Elevator test setup; an extremely non-state-of-the-art control panel; fabricating a coil base plate for a boiler. Photos: Felipe De La Hoz.
Elevator test setup; an extremely non-state-of-the-art control panel; fabricating a coil base plate for a boiler. Photos: Felipe De La Hoz.

Joey Koch, NYCHA’s chief of staff who previously served in Grossman’s role, said that the agency has been trying to make or refurbish components for discontinued systems for as long as it’s had discontinued systems, but the choice to buy the pricey CNC machine came three years ago, after a 2019 elevator outage at the Throggs Neck Houses in the Bronx lasted for months. Apart from general infrastructural issues including a leaking roof, the outage “had to do with this part being needed. And we had a machine and we had machinists, and they were making it, but it took days,” she said. Now specific custom parts can be made much faster, sometimes in minutes. The heating-coil baseplates take a couple of hours. The stakes are quite a bit higher than a name on a leaderboard; the efficiency with which these tasks can be completed might make the difference between an elderly resident being able to leave their building on a given day or not.

The people who oversee these processes — including Richard, Joe, Ron, and Javier, all powerfully built with easygoing demeanors and an affinity for short-sleeve button-down shirts — all have long experience in the agency. They oversee a handful of machinists, including one specialist running the CNC machine, and about 400 elevator technicians and helpers deployed around the city. Despite the headwinds, the executives approach their work with a mix of pride and a sense of duty. NYCHA residents are going to fault them for breakdowns that they can do little about, and every minute that a system isn’t working is laid at their feet. They and their bosses also have to contend with shifting political management and legislative scrutiny. Meanwhile, they’ll keep making and maintaining the parts.

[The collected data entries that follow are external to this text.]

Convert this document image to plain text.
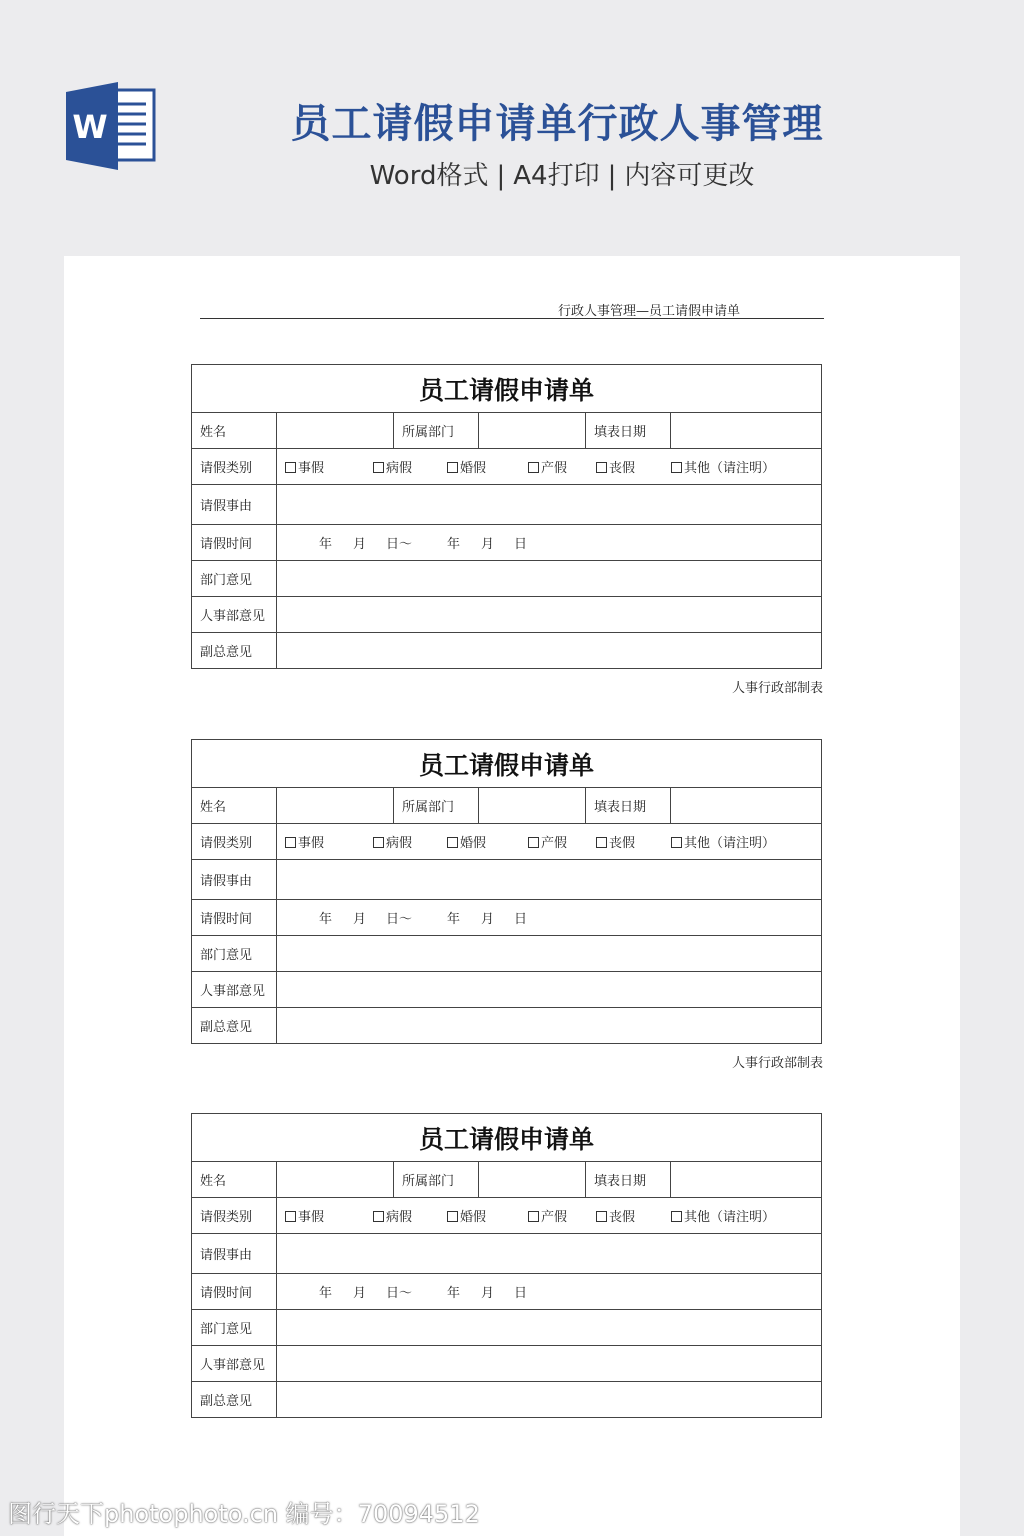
W	员工请假申请单行政人事管理
Word格式 | A4打印 | 内容可更改
行政人事管理—员工请假申请单
员工请假申请单					
姓名		所属部门		填表日期	
请假类别	事假 病假 婚假 产假 丧假 其他（请注明）				
请假事由					
请假时间	年 月 日～ 年 月 日				
部门意见					
人事部意见					
副总意见					
人事行政部制表
员工请假申请单					
姓名		所属部门		填表日期	
请假类别	事假 病假 婚假 产假 丧假 其他（请注明）				
请假事由					
请假时间	年 月 日～ 年 月 日				
部门意见					
人事部意见					
副总意见					
人事行政部制表
员工请假申请单					
姓名		所属部门		填表日期	
请假类别	事假 病假 婚假 产假 丧假 其他（请注明）				
请假事由					
请假时间	年 月 日～ 年 月 日				
部门意见					
人事部意见					
副总意见					
图行天下photophoto.cn 编号：70094512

As impressive as the manufacturing and refurbishing processes are, the ultimate goal is to make most of this shop obsolete. “In the private sector, you redo your elevators every 15 or 20 years,” said Koch. Till then, even successful repairs can lead directly to other problems. Koch gives the example of the Berry Houses on Staten Island: “The 60-year-old boiler operates wonderfully, but the steam line that takes the heat to the apartments, also 60 years old, is falling apart and has never been replaced. You can have a brand new boiler, and you now have more steam going through the pipes — the pipes start disintegrating,” she said. “Until you’re able to have the dollars to comprehensively review the building and the systems, you’re gonna have problems.”

Among the programs attempting to fix this are the Permanent Affordability Commitment Together (PACT) program, which transfers some NYCHA buildings to a semi-privatized ownership structure, and the newly created Housing Preservation Trust, which will put certain developments under the control of a public corporation, letting residents themselves opt in. Both are efforts to secure Section 8 funding for capital improvements, with the probably correct understanding that federal Section 9 funding for public housing has dried up for good.

How well those arrangements can work in the long run remains to be seen, but it is Koch’s hope that they can finally free up the capital to do real overhauls. Until then, the shops will stay busy. At some point, though, even refurbishing parts and doing routine maintenance is likely to yield diminishing returns. “If we can no longer do what we do, and the elevator goes out in a senior building? That’s catastrophic,” said Koch. What happens if a system goes definitively kaput, beyond the critical-care abilities of this team? There’s a moment of silence before Koch answers, “I don’t think we know the answer to that. Nor do we want to find out.”